The agreement, which cut $38 billion in federal spending from the current and future federal budgets, included $139 million in cuts to the LWCF, which has been used to purchase land and/or develop thousands of federal, state and local parks, national seashores, national recreation areas, wildlife refuges and scenic trails and waterways. But an even bigger blow may have been the elimination of funding for the Obama Administration’s Wild Lands policy, which had marked a major victory for those seeking recognition of the economic contribution of outdoor recreation on public lands.


Press reports speculated that senior officials at the Department of Interior were surprised that the eleventh-hour budget deal included the cuts given assurances by the Democratic leadership that they would not allow any policy riders into the continuing resolution.


“Though the Obama administration failed to support its own policy, those of us who benefit from protected public lands will fight to fund the policy in the 2012 budget process,” said John Sterling, executive director of The Conservation Alliance. The non-profit was formed in 1989 by REI, Patagonia, The North Face and Kelty to raise money for grassroots conservation organizations.
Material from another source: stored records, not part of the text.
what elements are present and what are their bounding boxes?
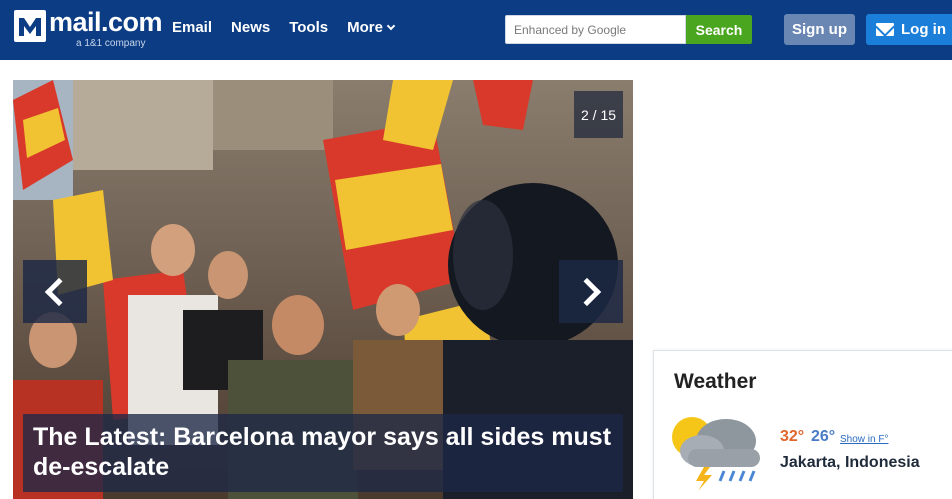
nav-more[interactable]: More (347, 19, 396, 36)
search-button[interactable]: Search (686, 15, 752, 44)
next-slide-button[interactable] (559, 260, 623, 323)
envelope-icon (876, 23, 894, 36)
nav-more-label: More (347, 19, 383, 36)
mailcom-logo[interactable]: mail.com a 1&1 company (14, 7, 163, 51)
temperature-high: 32° (780, 428, 805, 445)
login-label: Log in (901, 21, 946, 38)
temperature-low: 26° (811, 428, 836, 445)
main-nav: Email News Tools More (172, 19, 413, 36)
nav-news[interactable]: News (231, 19, 270, 36)
previous-slide-button[interactable] (23, 260, 87, 323)
signup-button[interactable]: Sign up (784, 14, 855, 45)
logo-text: mail.com (49, 7, 163, 37)
thunderstorm-partly-sunny-icon (672, 417, 760, 491)
search-input[interactable] (505, 15, 686, 44)
chevron-down-icon (386, 21, 396, 30)
nav-tools[interactable]: Tools (289, 19, 328, 36)
top-header: mail.com a 1&1 company Email News Tools … (0, 0, 952, 60)
weather-title: Weather (674, 370, 757, 393)
show-fahrenheit-link[interactable]: Show in F° (840, 434, 888, 445)
logo-subtext: a 1&1 company (76, 38, 146, 49)
logo-m-icon (14, 10, 46, 42)
slide-caption[interactable]: The Latest: Barcelona mayor says all sid… (23, 414, 623, 492)
chevron-right-icon (572, 277, 602, 306)
weather-location: Jakarta, Indonesia (780, 454, 920, 471)
slide-counter: 2 / 15 (574, 91, 623, 138)
nav-email[interactable]: Email (172, 19, 212, 36)
login-button[interactable]: Log in (866, 14, 952, 45)
chevron-left-icon (44, 277, 74, 306)
weather-widget[interactable]: Weather 32° 26° Show in F° Jakarta, Indo… (653, 350, 952, 499)
news-slideshow[interactable]: The Latest: Barcelona mayor says all sid… (13, 80, 633, 499)
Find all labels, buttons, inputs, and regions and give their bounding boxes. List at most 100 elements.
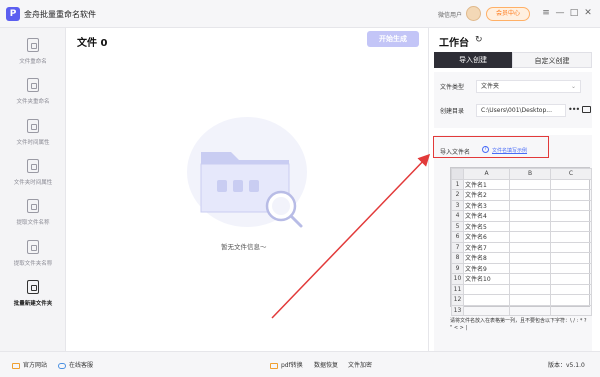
table-cell[interactable]: 文件名9 — [463, 262, 510, 274]
tab-custom-create[interactable]: 自定义创建 — [512, 52, 592, 68]
service-label: 在线客服 — [69, 362, 94, 369]
table-cell[interactable] — [550, 199, 592, 211]
website-icon — [12, 362, 20, 369]
sidebar-item-folder-rename[interactable]: 文件夹重命名 — [0, 72, 66, 112]
row-number: 3 — [451, 199, 464, 211]
table-cell[interactable] — [509, 283, 551, 295]
user-name[interactable]: 微信用户 — [438, 10, 462, 19]
table-cell[interactable] — [509, 241, 551, 253]
file-type-select[interactable]: 文件夹 ⌄ — [476, 80, 581, 93]
table-cell[interactable] — [509, 294, 551, 306]
sidebar-item-label: 文件夹时间属性 — [13, 180, 53, 186]
file-type-value: 文件夹 — [481, 83, 500, 90]
file-rename-icon — [27, 38, 39, 52]
file-type-label: 文件类型 — [440, 84, 465, 91]
table-cell[interactable] — [509, 304, 551, 316]
website-label: 官方网站 — [23, 362, 48, 369]
row-number: 5 — [451, 220, 464, 232]
table-cell[interactable] — [550, 294, 592, 306]
pdf-icon — [270, 362, 278, 369]
minimize-button[interactable]: — — [554, 7, 566, 19]
table-cell[interactable] — [550, 231, 592, 243]
data-recovery-link[interactable]: 数据恢复 — [314, 360, 338, 369]
table-cell[interactable] — [550, 220, 592, 232]
table-cell[interactable] — [509, 189, 551, 201]
row-number: 7 — [451, 241, 464, 253]
maximize-button[interactable]: □ — [568, 7, 580, 19]
table-cell[interactable] — [509, 210, 551, 222]
row-number: 10 — [451, 273, 464, 285]
table-cell[interactable] — [550, 252, 592, 264]
sidebar-item-extract-file-name[interactable]: 提取文件名称 — [0, 193, 66, 233]
row-number: 9 — [451, 262, 464, 274]
table-cell[interactable] — [550, 189, 592, 201]
sidebar-item-batch-new-folder[interactable]: 批量新建文件夹 — [0, 274, 66, 314]
column-header: B — [509, 168, 551, 180]
table-cell[interactable] — [509, 199, 551, 211]
spreadsheet[interactable]: A B C 1 文件名1 2 文件名2 3 文件名3 4 文件名4 5 文件名5 6 文件名… — [450, 167, 592, 316]
table-cell[interactable]: 文件名7 — [463, 241, 510, 253]
table-cell[interactable] — [509, 220, 551, 232]
table-cell[interactable] — [550, 241, 592, 253]
table-cell[interactable]: 文件名1 — [463, 178, 510, 190]
table-cell[interactable] — [509, 252, 551, 264]
directory-field[interactable]: C:\Users\001\Desktop... — [476, 104, 566, 117]
online-service-link[interactable]: 在线客服 — [58, 360, 93, 369]
folder-open-icon[interactable] — [582, 106, 591, 113]
row-number: 4 — [451, 210, 464, 222]
empty-folder-illustration — [187, 117, 307, 228]
menu-icon[interactable]: ≡ — [540, 7, 552, 19]
app-logo-icon: P — [6, 7, 20, 21]
table-cell[interactable] — [463, 294, 510, 306]
folder-time-icon — [27, 159, 39, 173]
version-label: 版本：v5.1.0 — [548, 362, 585, 369]
vip-center-button[interactable]: 会员中心 — [486, 7, 530, 21]
close-button[interactable]: ✕ — [582, 7, 594, 19]
sidebar: 文件重命名 文件夹重命名 文件时间属性 文件夹时间属性 提取文件名称 提取文件夹… — [0, 28, 66, 351]
table-cell[interactable]: 文件名3 — [463, 199, 510, 211]
pdf-convert-link[interactable]: pdf转换 — [270, 360, 303, 369]
table-cell[interactable] — [550, 304, 592, 316]
tab-import-create[interactable]: 导入创建 — [434, 52, 512, 68]
app-title: 金舟批量重命名软件 — [24, 10, 96, 19]
sidebar-item-file-time[interactable]: 文件时间属性 — [0, 113, 66, 153]
table-cell[interactable]: 文件名2 — [463, 189, 510, 201]
chevron-down-icon: ⌄ — [570, 83, 576, 90]
table-cell[interactable] — [550, 178, 592, 190]
table-cell[interactable] — [550, 273, 592, 285]
chat-icon — [58, 362, 66, 369]
sidebar-item-label: 文件夹重命名 — [16, 99, 50, 105]
table-cell[interactable] — [550, 283, 592, 295]
sidebar-item-folder-time[interactable]: 文件夹时间属性 — [0, 153, 66, 193]
table-cell[interactable] — [509, 178, 551, 190]
table-cell[interactable] — [550, 262, 592, 274]
extract-folder-name-icon — [27, 240, 39, 254]
sidebar-item-label: 文件时间属性 — [16, 140, 50, 146]
table-cell[interactable]: 文件名10 — [463, 273, 510, 285]
sidebar-item-label: 文件重命名 — [19, 59, 47, 65]
official-website-link[interactable]: 官方网站 — [12, 360, 47, 369]
refresh-icon[interactable]: ↻ — [475, 35, 485, 45]
table-cell[interactable] — [509, 262, 551, 274]
table-cell[interactable]: 文件名6 — [463, 231, 510, 243]
file-time-icon — [27, 119, 39, 133]
start-generate-button[interactable]: 开始生成 — [367, 31, 419, 47]
table-cell[interactable] — [463, 304, 510, 316]
pdf-label: pdf转换 — [281, 362, 303, 369]
file-encrypt-link[interactable]: 文件加密 — [348, 360, 372, 369]
table-cell[interactable]: 文件名5 — [463, 220, 510, 232]
table-cell[interactable]: 文件名4 — [463, 210, 510, 222]
table-cell[interactable] — [463, 283, 510, 295]
import-note: 请将文件名放入在表格第一列，且不要包含以下字符：\ / : * ? " < > … — [450, 318, 587, 331]
sidebar-item-file-rename[interactable]: 文件重命名 — [0, 32, 66, 72]
sidebar-item-extract-folder-name[interactable]: 提取文件夹名称 — [0, 234, 66, 274]
table-cell[interactable] — [509, 273, 551, 285]
row-number: 1 — [451, 178, 464, 190]
avatar[interactable] — [466, 6, 481, 21]
import-box: 导入文件名 ? 文件名填写示例 A B C 1 文件名1 2 文件名2 3 文件名3 … — [434, 135, 592, 351]
sidebar-item-label: 提取文件名称 — [16, 220, 50, 226]
table-cell[interactable] — [550, 210, 592, 222]
table-cell[interactable]: 文件名8 — [463, 252, 510, 264]
table-cell[interactable] — [509, 231, 551, 243]
more-icon[interactable]: ••• — [568, 105, 580, 114]
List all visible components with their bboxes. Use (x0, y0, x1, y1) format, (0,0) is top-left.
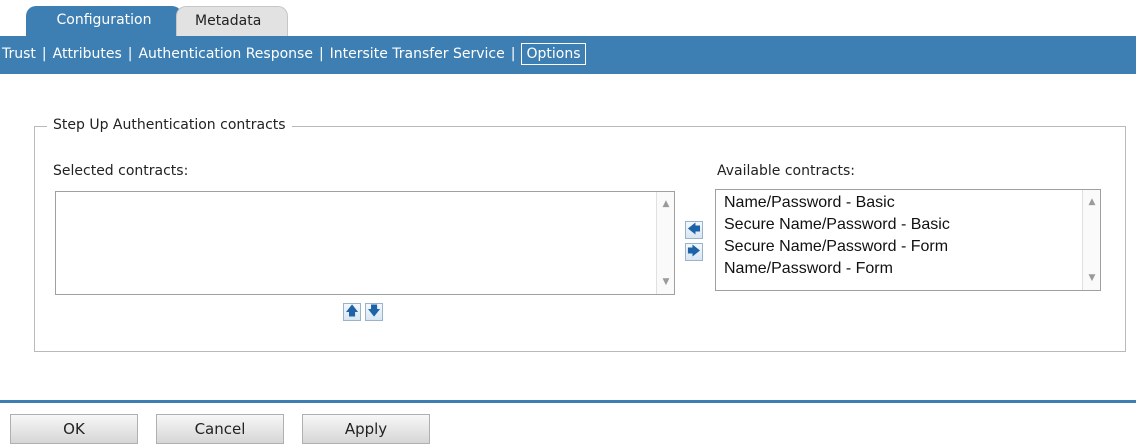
arrow-down-icon: 🡇 (367, 304, 381, 319)
arrow-right-icon: 🡆 (687, 244, 701, 259)
selected-contracts-label: Selected contracts: (53, 163, 189, 179)
group-legend: Step Up Authentication contracts (47, 117, 292, 133)
move-left-button[interactable]: 🡄 (685, 221, 703, 239)
tab-bar: Configuration Metadata (0, 0, 1136, 36)
selected-contracts-list[interactable]: ▲ ▼ (55, 191, 675, 295)
nav-link-options[interactable]: Options (521, 43, 586, 65)
cancel-button[interactable]: Cancel (156, 414, 284, 444)
nav-separator: | (127, 46, 133, 62)
scroll-down-icon[interactable]: ▼ (660, 276, 672, 288)
footer-divider (0, 400, 1136, 403)
scroll-down-icon[interactable]: ▼ (1086, 272, 1098, 284)
step-up-contracts-group: Step Up Authentication contracts Selecte… (34, 117, 1126, 352)
list-item[interactable]: Name/Password - Basic (724, 194, 895, 212)
scroll-up-icon[interactable]: ▲ (1086, 196, 1098, 208)
available-contracts-label: Available contracts: (717, 163, 855, 179)
move-right-button[interactable]: 🡆 (685, 243, 703, 261)
list-item[interactable]: Secure Name/Password - Form (724, 238, 948, 256)
available-contracts-list[interactable]: Name/Password - Basic Secure Name/Passwo… (715, 189, 1101, 291)
nav-link-attributes[interactable]: Attributes (53, 46, 122, 62)
tab-metadata[interactable]: Metadata (176, 6, 288, 36)
scroll-up-icon[interactable]: ▲ (660, 198, 672, 210)
available-list-scrollbar[interactable]: ▲ ▼ (1082, 190, 1100, 290)
nav-link-trust[interactable]: Trust (2, 46, 36, 62)
move-down-button[interactable]: 🡇 (365, 303, 383, 321)
selected-list-scrollbar[interactable]: ▲ ▼ (656, 192, 674, 294)
apply-button[interactable]: Apply (302, 414, 430, 444)
sub-navigation: Trust | Attributes | Authentication Response… (0, 36, 1136, 74)
arrow-up-icon: 🡅 (345, 304, 359, 319)
list-item[interactable]: Secure Name/Password - Basic (724, 216, 950, 234)
nav-link-intersite-transfer-service[interactable]: Intersite Transfer Service (330, 46, 505, 62)
arrow-left-icon: 🡄 (687, 222, 701, 237)
nav-separator: | (510, 46, 516, 62)
list-item[interactable]: Name/Password - Form (724, 260, 893, 278)
ok-button[interactable]: OK (10, 414, 138, 444)
nav-separator: | (318, 46, 324, 62)
nav-separator: | (41, 46, 47, 62)
tab-configuration[interactable]: Configuration (26, 6, 182, 36)
nav-link-authentication-response[interactable]: Authentication Response (138, 46, 312, 62)
move-up-button[interactable]: 🡅 (343, 303, 361, 321)
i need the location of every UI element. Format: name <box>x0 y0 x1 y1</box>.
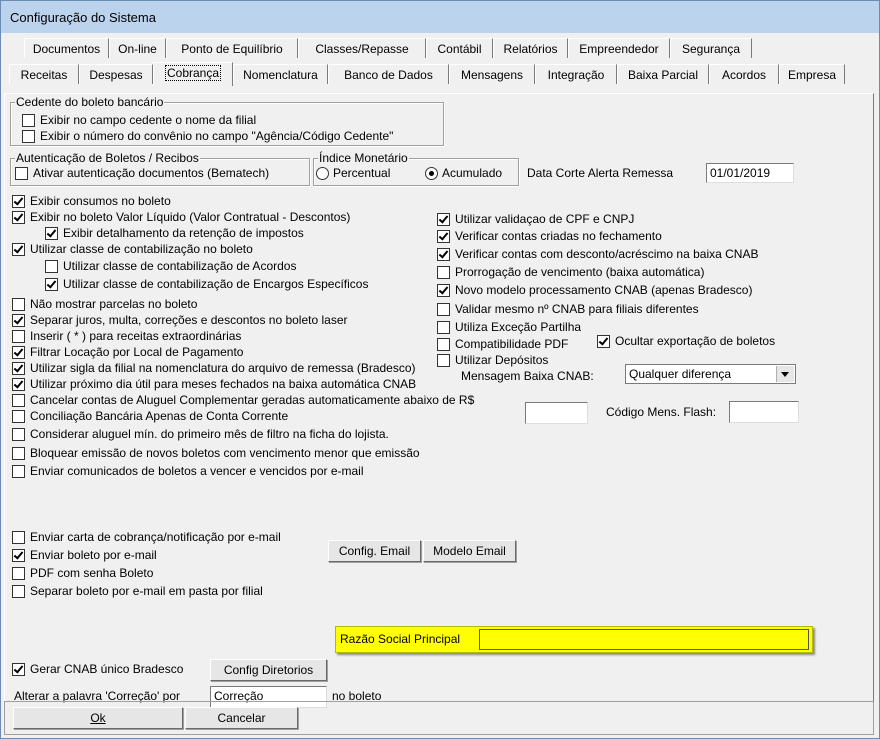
tab-banco-de-dados[interactable]: Banco de Dados <box>328 64 449 84</box>
razao-social-box: Razão Social Principal <box>335 626 813 653</box>
codigo-flash-input[interactable] <box>729 401 799 423</box>
razao-social-label: Razão Social Principal <box>340 632 461 646</box>
tab-contabil[interactable]: Contábil <box>426 38 493 58</box>
tab-cobranca[interactable]: Cobrança <box>153 62 233 86</box>
cedente-group: Cedente do boleto bancário Exibir no cam… <box>10 95 444 146</box>
mensagem-baixa-select[interactable]: Qualquer diferença <box>625 364 796 384</box>
chevron-down-icon[interactable] <box>776 366 794 382</box>
indice-monetario-group: Índice Monetário Percentual Acumulado <box>313 151 519 186</box>
tab-ponto-equilibrio[interactable]: Ponto de Equilíbrio <box>166 38 298 58</box>
autenticacao-group-label: Autenticação de Boletos / Recibos <box>15 151 200 165</box>
footer-bar: Ok Cancelar <box>4 701 874 735</box>
data-corte-input[interactable]: 01/01/2019 <box>706 163 794 183</box>
ok-button[interactable]: Ok <box>13 707 183 729</box>
cancel-button[interactable]: Cancelar <box>185 707 298 729</box>
tab-classes-repasse[interactable]: Classes/Repasse <box>298 38 426 58</box>
title-bar: Configuração do Sistema <box>1 1 879 33</box>
indice-monetario-group-label: Índice Monetário <box>318 151 409 165</box>
tab-online[interactable]: On-line <box>109 38 166 58</box>
cedente-group-label: Cedente do boleto bancário <box>15 95 165 109</box>
mensagem-baixa-label: Mensagem Baixa CNAB: <box>461 369 594 383</box>
tab-seguranca[interactable]: Segurança <box>670 38 752 58</box>
codigo-flash-label: Código Mens. Flash: <box>606 405 717 419</box>
data-corte-label: Data Corte Alerta Remessa <box>527 166 674 180</box>
tab-baixa-parcial[interactable]: Baixa Parcial <box>617 64 709 84</box>
valor-aluguel-complementar-input[interactable] <box>525 402 588 424</box>
tab-empreendedor[interactable]: Empreendedor <box>568 38 670 58</box>
tab-despesas[interactable]: Despesas <box>79 64 153 84</box>
modelo-email-button[interactable]: Modelo Email <box>423 540 516 562</box>
autenticacao-group: Autenticação de Boletos / Recibos Ativar… <box>10 151 310 186</box>
tab-receitas[interactable]: Receitas <box>9 64 79 84</box>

The Wild Lands policy sought to restore the ability of the Bureau of Land Management’s (BLM) to designate and manage wilderness areas to protect wildlife and provide for solitude and outdoor recreation – a capacity BLM lost in 2003 as part of a settlement with the State of Utah and other parties representing mining, oil and gas interests.
In a release last week, Outdoor Industry Association and the Conservation Alliance complained that cuts will inhibit economic growth and hurt job creation by halting work on trails and parks that is already underway.